The study looked at the results when an unnamed college didn’t include student loans in financial aid packages. Colleges that participate in the federal student loan program can’t dictate the amount of loans available to students. But they can choose the loan amount displayed in financial aid letters.
Students who randomly received financial aid offers including student loans were 40 percent more likely to borrow than were those who got an offer with no student loan funds. And students who received award letters with student loan aid borrowed an additional $4,000 and completed 30 percent more course credits.
“It’s important to avoid a knee-jerk reaction that we need to get rid of student loans,” Marx said. “Lots of community colleges are dropping out of the federal loan program entirely. And there’s evidence that that’s harming students.”
Some community colleges have incentives not to participate in the federal loan program. Consistently high default rates on student loans can lead an institution to lose access to any federal student aid, although very few institutions have suffered that consequence for loan outcomes.
Nine percent of community college students in the U.S. attend institutions that have opted out of the federal loan program, the Institute for College Access and Success found in 2016. Some public four-year institutions have also pursued policies to encourage students to limit their borrowing levels.
Education Secretary Betsy DeVos has warned that outstanding student loan debt has created a looming “crisis” for higher education.

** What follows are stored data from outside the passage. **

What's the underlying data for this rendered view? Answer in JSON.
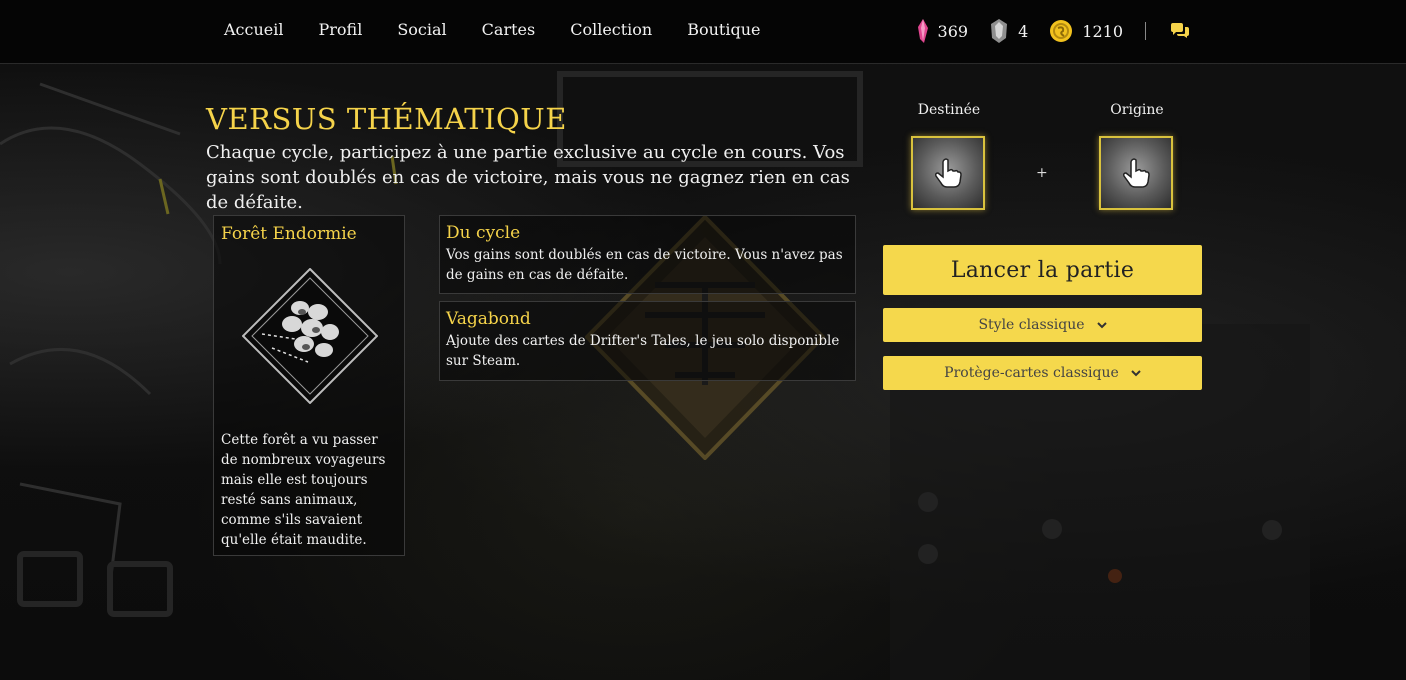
{
  "nav": {
    "items": [
      "Accueil",
      "Profil",
      "Social",
      "Cartes",
      "Collection",
      "Boutique"
    ]
  },
  "currencies": {
    "crystal": "369",
    "shard": "4",
    "gold": "1210"
  },
  "colors": {
    "accent": "#f5d34a",
    "button": "#f5d84c",
    "background": "#0b0b0b"
  },
  "header": {
    "title": "VERSUS THÉMATIQUE",
    "intro": "Chaque cycle, participez à une partie exclusive au cycle en cours. Vos gains sont doublés en cas de victoire, mais vous ne gagnez rien en cas de défaite."
  },
  "theme_card": {
    "name": "Forêt Endormie",
    "description": "Cette forêt a vu passer de nombreux voyageurs mais elle est toujours resté sans animaux, comme s'ils savaient qu'elle était maudite."
  },
  "modifiers": [
    {
      "title": "Du cycle",
      "description": "Vos gains sont doublés en cas de victoire. Vous n'avez pas de gains en cas de défaite."
    },
    {
      "title": "Vagabond",
      "description": "Ajoute des cartes de Drifter's Tales, le jeu solo disponible sur Steam."
    }
  ],
  "deck": {
    "destiny_label": "Destinée",
    "origin_label": "Origine",
    "plus": "+"
  },
  "actions": {
    "launch": "Lancer la partie",
    "style": "Style classique",
    "sleeves": "Protège-cartes classique"
  },
  "icons": {
    "crystal": "pink-crystal-icon",
    "shard": "silver-shard-icon",
    "gold": "gold-coin-icon",
    "chat": "chat-bubbles-icon",
    "pointer": "hand-pointer-icon",
    "chevron": "chevron-down-icon"
  }
}
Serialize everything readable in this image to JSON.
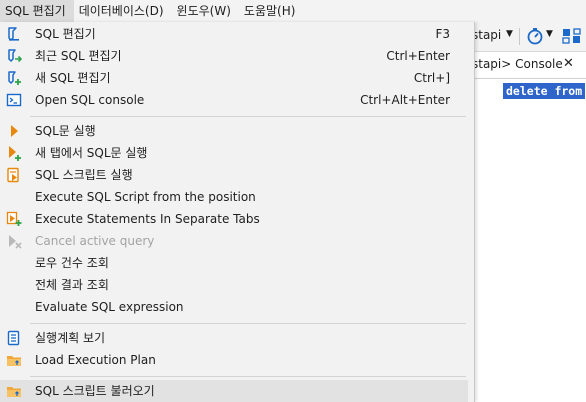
{
  "menubar": {
    "items": [
      {
        "label": "SQL 편집기",
        "active": true
      },
      {
        "label": "데이터베이스(D)"
      },
      {
        "label": "윈도우(W)"
      },
      {
        "label": "도움말(H)"
      }
    ]
  },
  "toolbar": {
    "connection_label": "stapi"
  },
  "editor_tab": {
    "label": "stapi> Console"
  },
  "editor": {
    "code": "delete from"
  },
  "menu": {
    "items": [
      {
        "label": "SQL 편집기",
        "shortcut": "F3",
        "icon": "sql-editor-icon"
      },
      {
        "label": "최근 SQL 편집기",
        "shortcut": "Ctrl+Enter",
        "icon": "recent-sql-editor-icon"
      },
      {
        "label": "새 SQL 편집기",
        "shortcut": "Ctrl+]",
        "icon": "new-sql-editor-icon"
      },
      {
        "label": "Open SQL console",
        "shortcut": "Ctrl+Alt+Enter",
        "icon": "console-icon"
      },
      {
        "label": "SQL문 실행",
        "icon": "execute-icon"
      },
      {
        "label": "새 탭에서 SQL문 실행",
        "icon": "execute-new-tab-icon"
      },
      {
        "label": "SQL 스크립트 실행",
        "icon": "execute-script-icon"
      },
      {
        "label": "Execute SQL Script from the position"
      },
      {
        "label": "Execute Statements In Separate Tabs",
        "icon": "execute-separate-tabs-icon"
      },
      {
        "label": "Cancel active query",
        "icon": "cancel-query-icon",
        "disabled": true
      },
      {
        "label": "로우 건수 조회"
      },
      {
        "label": "전체 결과 조회"
      },
      {
        "label": "Evaluate SQL expression"
      },
      {
        "label": "실행계획 보기",
        "icon": "execution-plan-icon"
      },
      {
        "label": "Load Execution Plan",
        "icon": "load-plan-folder-icon"
      },
      {
        "label": "SQL 스크립트 불러오기",
        "icon": "load-script-folder-icon"
      }
    ]
  },
  "colors": {
    "menu_bg": "#f2f2f2",
    "hover_bg": "#e2e2e2",
    "accent_blue": "#1b6ac9",
    "selection": "#2f65ca",
    "arrow_orange": "#e8870e"
  }
}
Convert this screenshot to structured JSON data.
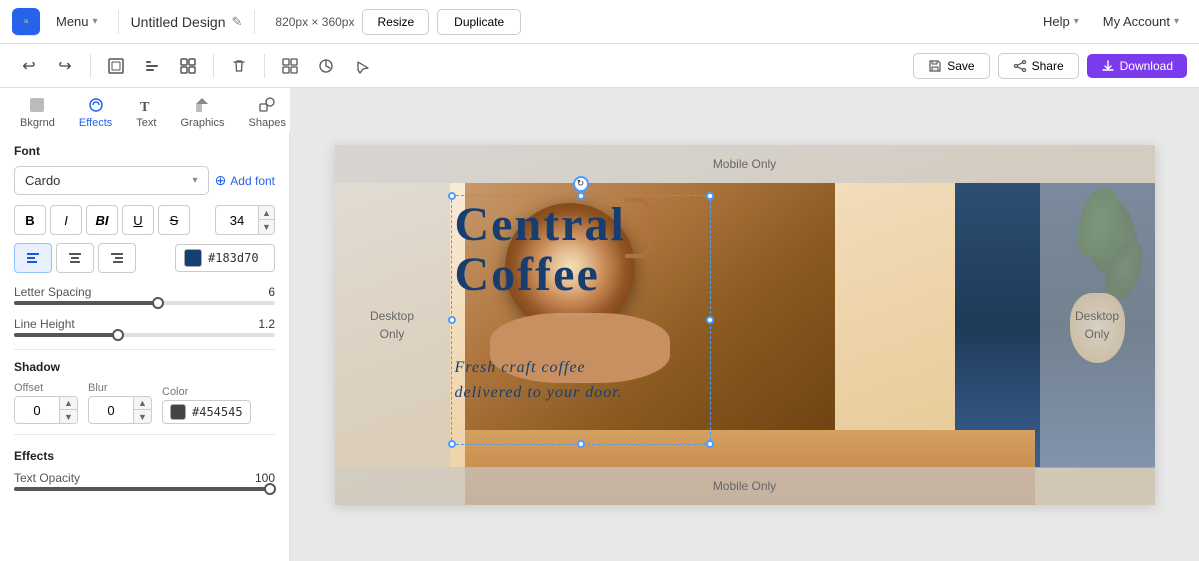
{
  "topNav": {
    "menu_label": "Menu",
    "title": "Untitled Design",
    "edit_icon": "✎",
    "dimensions": "820px × 360px",
    "resize_label": "Resize",
    "duplicate_label": "Duplicate",
    "help_label": "Help",
    "account_label": "My Account"
  },
  "toolbar": {
    "undo_label": "Undo",
    "redo_label": "Redo",
    "frame_label": "Frame",
    "align_label": "Align",
    "group_label": "Group",
    "delete_label": "Delete",
    "layout_label": "Layout",
    "animate_label": "Animate",
    "interact_label": "Interact",
    "save_label": "Save",
    "share_label": "Share",
    "download_label": "Download"
  },
  "sideTools": {
    "items": [
      {
        "id": "bkgrnd",
        "label": "Bkgrnd"
      },
      {
        "id": "effects",
        "label": "Effects"
      },
      {
        "id": "text",
        "label": "Text"
      },
      {
        "id": "graphics",
        "label": "Graphics"
      },
      {
        "id": "shapes",
        "label": "Shapes"
      }
    ],
    "active": "effects"
  },
  "fontPanel": {
    "section_title": "Font",
    "font_name": "Cardo",
    "add_font_label": "Add font",
    "font_size": "34",
    "bold_label": "B",
    "italic_label": "I",
    "bold_italic_label": "BI",
    "underline_label": "U",
    "strikethrough_label": "S",
    "align_left_label": "≡",
    "align_center_label": "≡",
    "align_right_label": "≡",
    "color_hex": "#183d70",
    "color_display": "#183d70"
  },
  "letterSpacing": {
    "label": "Letter Spacing",
    "value": "6",
    "percent": 55
  },
  "lineHeight": {
    "label": "Line Height",
    "value": "1.2",
    "percent": 40
  },
  "shadow": {
    "section_title": "Shadow",
    "offset_label": "Offset",
    "blur_label": "Blur",
    "color_label": "Color",
    "offset_value": "0",
    "blur_value": "0",
    "color_hex": "#454545",
    "color_display": "#454545"
  },
  "effects": {
    "section_title": "Effects",
    "opacity_label": "Text Opacity",
    "opacity_value": "100",
    "opacity_percent": 98
  },
  "canvas": {
    "mobile_only_label": "Mobile Only",
    "desktop_only_label": "Desktop Only",
    "main_text_line1": "Central",
    "main_text_line2": "Coffee",
    "sub_text_line1": "Fresh  craft  coffee",
    "sub_text_line2": "delivered  to  your  door."
  }
}
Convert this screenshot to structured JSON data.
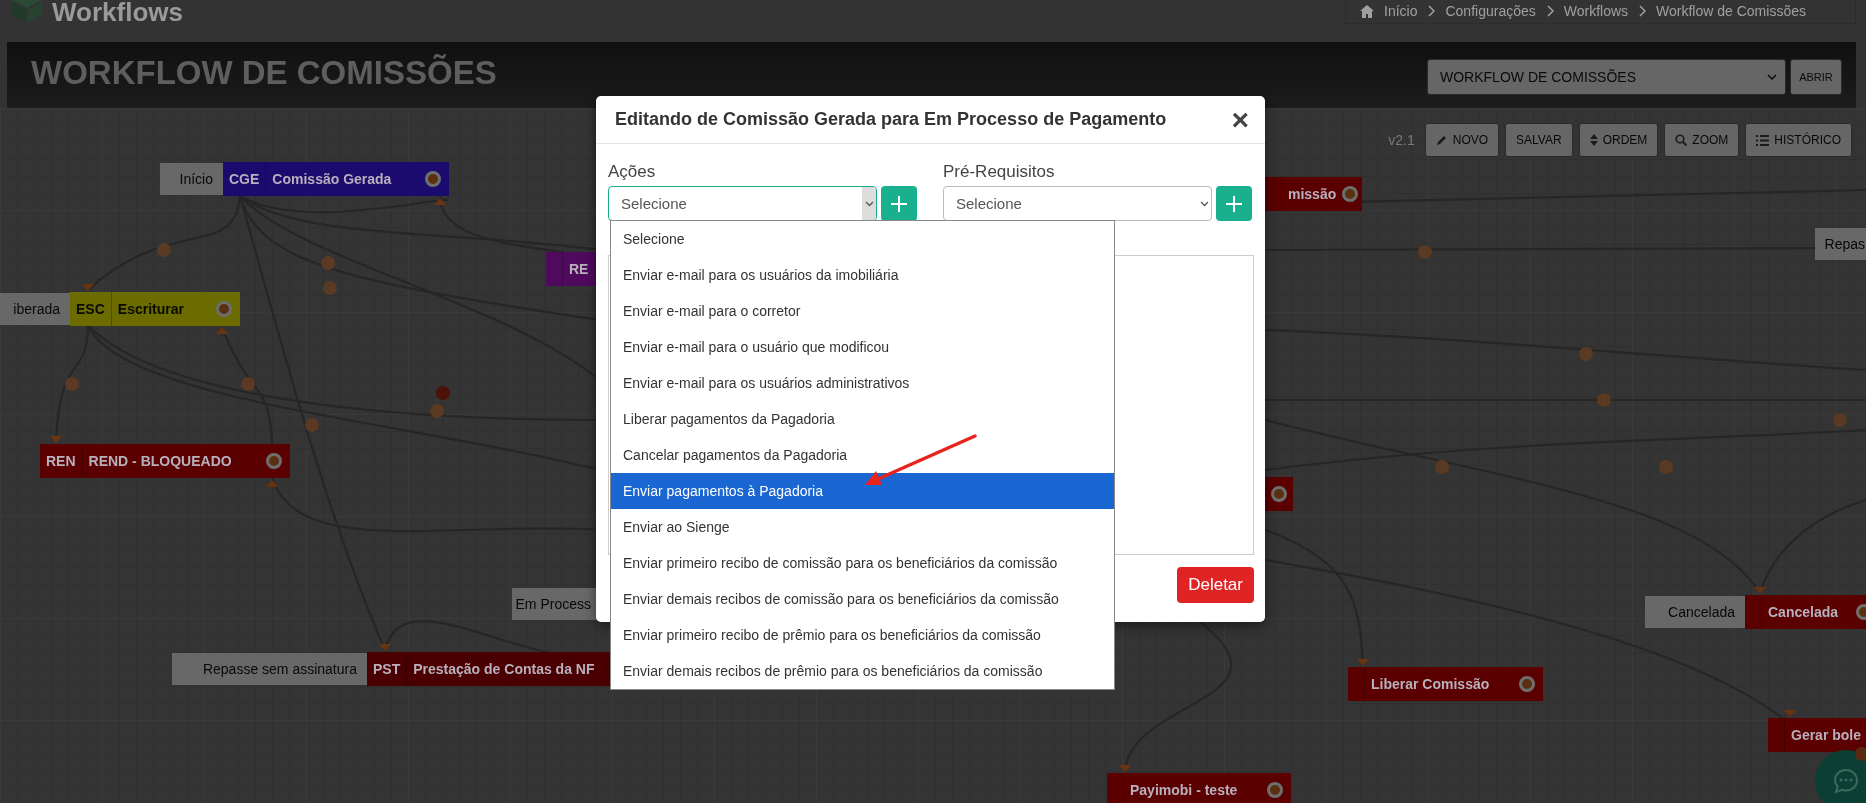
{
  "header": {
    "title": "Workflows",
    "breadcrumb": [
      "Início",
      "Configurações",
      "Workflows",
      "Workflow de Comissões"
    ]
  },
  "title_bar": {
    "title": "WORKFLOW DE COMISSÕES",
    "workflow_select": "WORKFLOW DE COMISSÕES",
    "open_button": "ABRIR"
  },
  "toolbar": {
    "version": "v2.1",
    "buttons": [
      "NOVO",
      "SALVAR",
      "ORDEM",
      "ZOOM",
      "HISTÓRICO"
    ]
  },
  "nodes": [
    {
      "label": "Início",
      "code": "CGE",
      "title": "Comissão Gerada",
      "color": "#1c0b6e",
      "end_marker": true
    },
    {
      "label": "iberada",
      "code": "ESC",
      "title": "Escriturar",
      "color": "#6b6b00",
      "end_marker": true
    },
    {
      "title": "RE",
      "color": "#4f0a5e",
      "end_marker": false
    },
    {
      "code": "REN",
      "title": "REND - BLOQUEADO",
      "color": "#5a0000",
      "end_marker": true
    },
    {
      "label": "Repasse sem assinatura",
      "code": "PST",
      "title": "Prestação de Contas da NF",
      "color": "#4a0000",
      "end_marker": false
    },
    {
      "title": "missão",
      "color": "#5a0000",
      "end_marker": true
    },
    {
      "color": "#5a0000",
      "end_marker": true
    },
    {
      "label": "Cancelada",
      "title": "Cancelada",
      "color": "#5a0000",
      "end_marker": true
    },
    {
      "title": "Liberar Comissão",
      "color": "#5a0000",
      "end_marker": true
    },
    {
      "title": "Gerar bole",
      "color": "#5a0000",
      "end_marker": false
    },
    {
      "title": "Payimobi - teste",
      "color": "#5a0000",
      "end_marker": true
    }
  ],
  "state_labels": [
    "Em Process",
    "Repas"
  ],
  "modal": {
    "title": "Editando de Comissão Gerada para Em Processo de Pagamento",
    "close": "×",
    "actions": {
      "label": "Ações",
      "value": "Selecione",
      "open": true
    },
    "prerequisites": {
      "label": "Pré-Requisitos",
      "value": "Selecione"
    },
    "delete_button": "Deletar",
    "options": [
      {
        "label": "Selecione",
        "selected": false
      },
      {
        "label": "Enviar e-mail para os usuários da imobiliária",
        "selected": false
      },
      {
        "label": "Enviar e-mail para o corretor",
        "selected": false
      },
      {
        "label": "Enviar e-mail para o usuário que modificou",
        "selected": false
      },
      {
        "label": "Enviar e-mail para os usuários administrativos",
        "selected": false
      },
      {
        "label": "Liberar pagamentos da Pagadoria",
        "selected": false
      },
      {
        "label": "Cancelar pagamentos da Pagadoria",
        "selected": false
      },
      {
        "label": "Enviar pagamentos à Pagadoria",
        "selected": true
      },
      {
        "label": "Enviar ao Sienge",
        "selected": false
      },
      {
        "label": "Enviar primeiro recibo de comissão para os beneficiários da comissão",
        "selected": false
      },
      {
        "label": "Enviar demais recibos de comissão para os beneficiários da comissão",
        "selected": false
      },
      {
        "label": "Enviar primeiro recibo de prêmio para os beneficiários da comissão",
        "selected": false
      },
      {
        "label": "Enviar demais recibos de prêmio para os beneficiários da comissão",
        "selected": false
      }
    ]
  }
}
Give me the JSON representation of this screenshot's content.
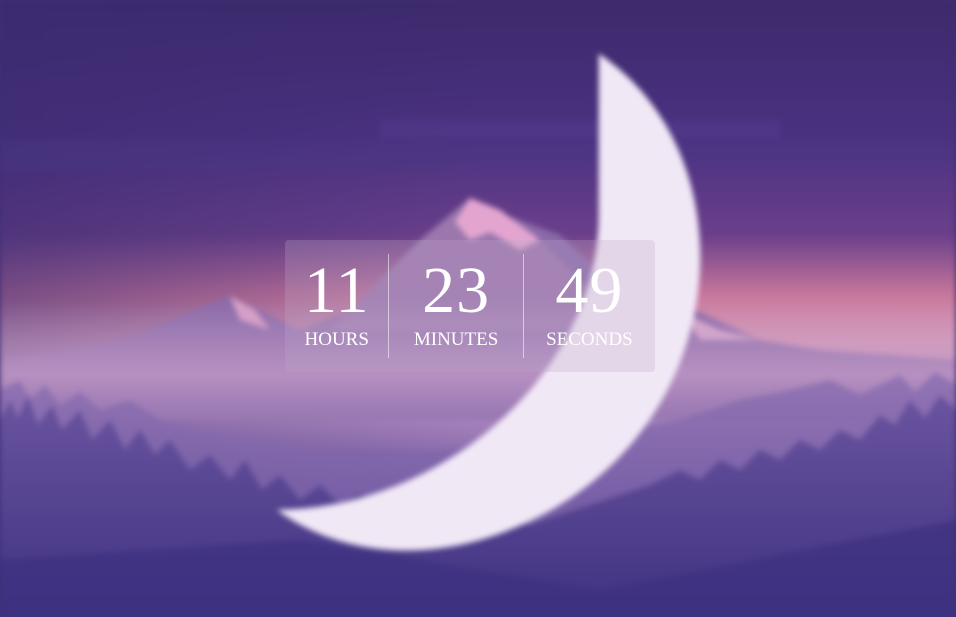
{
  "countdown": {
    "hours": {
      "value": "11",
      "label": "HOURS"
    },
    "minutes": {
      "value": "23",
      "label": "MINUTES"
    },
    "seconds": {
      "value": "49",
      "label": "SECONDS"
    }
  },
  "colors": {
    "sky_top": "#3f2c6e",
    "sky_glow": "#d8849f",
    "mist": "#b690c0",
    "forest": "#4b3a84",
    "text": "#ffffff"
  }
}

And top department officials have pushed for tools that would allow colleges to restrict improper spending by student aid recipients.
Matt Chingos, director of the Urban Institute’s Center on Education Data and Policy, said there are clearly people who are borrowing too much -- usually those pursuing a credential with little economic value. While researchers have raised questions about whether others aren’t borrowing enough, he said until recently there wasn’t good evidence showing the effects of underborrowing by college students.
“What these papers give us is some solid evidence, at least with the two community colleges studied, that borrowing too little is a real thing and that people benefit from borrowing more,” he said.
Chingos said it’s important to note that those findings don’t say anything about whether it would be preferable to give low-income students a larger Pell Grant or to make college free instead of offering loans. But given current higher ed policy, he said, the studies indicate borrowing can lead to more academic success.
Mark Huelsman, associate director of policy and research at the progressive think tank Demos, said the studies make clear that taking away one financing tool for college will have a negative impact on students. But those concerned with the effects of student loans don’t want to see reduced borrowing with no other financial backstop for students, he said.
“If a student, today, is on the margins of dropping out or working too many hours, I would advise them to use the tools at their disposal, including loans,” he said. “But from a policy perspective, it makes little sense why we’re asking community college students to borrow in the first place rather than meeting their financial need at the outset.”